Demokratie fokussiert damit menschliche Gemeinsamkeit, eine grundlegende humane Basis, die sich jenseits aller unserer Unterschiede in Lebensformen und jenseits all unserer Meinungs-Differenzen immer wieder finden, anerkennen und erneuern lässt.

Dieser Raum des wechselseitigen Zuhörens wird durch unsere derzeitigen politischen Institutionen mehr verhindert als systematisch erzeugt. Daher fehlt uns der eigentliche Raum des Politischen, der gerade für die Demokratie zentral ist. Aber er muss nicht fehlen.

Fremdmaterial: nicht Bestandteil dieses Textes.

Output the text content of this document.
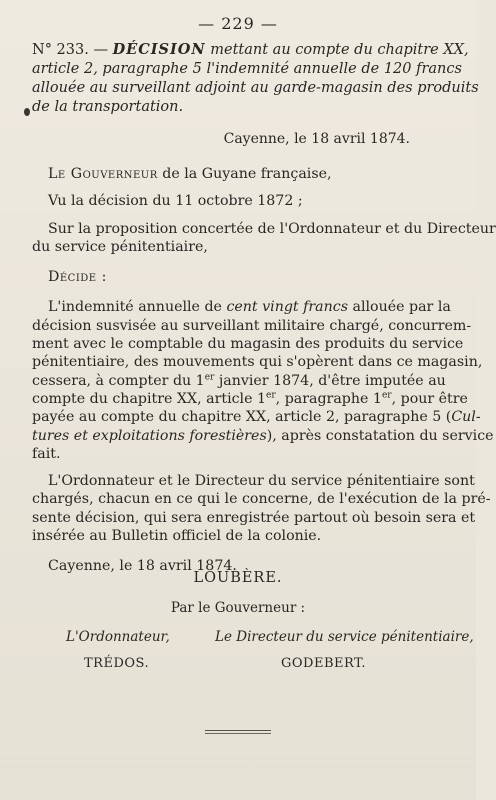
— 229 —
N° 233. — DÉCISION mettant au compte du chapitre XX,
article 2, paragraphe 5 l'indemnité annuelle de 120 francs
allouée au surveillant adjoint au garde-magasin des produits
de la transportation.
Cayenne, le 18 avril 1874.
Le Gouverneur de la Guyane française,
Vu la décision du 11 octobre 1872 ;
Sur la proposition concertée de l'Ordonnateur et du Directeur
du service pénitentiaire,
Décide :
L'indemnité annuelle de cent vingt francs allouée par la
décision susvisée au surveillant militaire chargé, concurrem-
ment avec le comptable du magasin des produits du service
pénitentiaire, des mouvements qui s'opèrent dans ce magasin,
cessera, à compter du 1er janvier 1874, d'être imputée au
compte du chapitre XX, article 1er, paragraphe 1er, pour être
payée au compte du chapitre XX, article 2, paragraphe 5 (Cul-
tures et exploitations forestières), après constatation du service
fait.
L'Ordonnateur et le Directeur du service pénitentiaire sont
chargés, chacun en ce qui le concerne, de l'exécution de la pré-
sente décision, qui sera enregistrée partout où besoin sera et
insérée au Bulletin officiel de la colonie.
Cayenne, le 18 avril 1874.
LOUBÈRE.
Par le Gouverneur :
L'Ordonnateur,	Le Directeur du service pénitentiaire,
TRÉDOS.	GODEBERT.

Denn es gibt durchaus praktikable „technische Lösungen“, um diesen fundamentalen Mangel unserer derzeitigen politischen Verfassung zu beheben. Diese Lösungen sind mittlerweile in vielen Varianten und Formen verfügbar.

Doch zunächst muss uns dafür klar werden, A) dass wir genau daran tatsächlich Bedarf haben; und B) dass das tatsächlich möglich ist: dass wir in unserer „Funktion als Bürger“ menschliche Gemeinsamkeiten finden, die es uns ermöglichen in wechselseitiger Anhörung eine Transformation zu durchlaufen und eine Verbundenheit zu erleben, die es uns ermöglicht, sogar eigene Fundamentalpositionen abzuwandeln, ohne dass wir uns dabei als untergebuttert oder fremdbestimmt erleben.

Möglicherweise sind diese Klarheiten nur durch unmittelbares Erfahren und Erleben zu erlangen. Nicht durch schlaue Argumente. Nicht durch Einsicht. Sondern durch vertrauenserweckende Praktiken, die man unmittelbar miterleben konnte.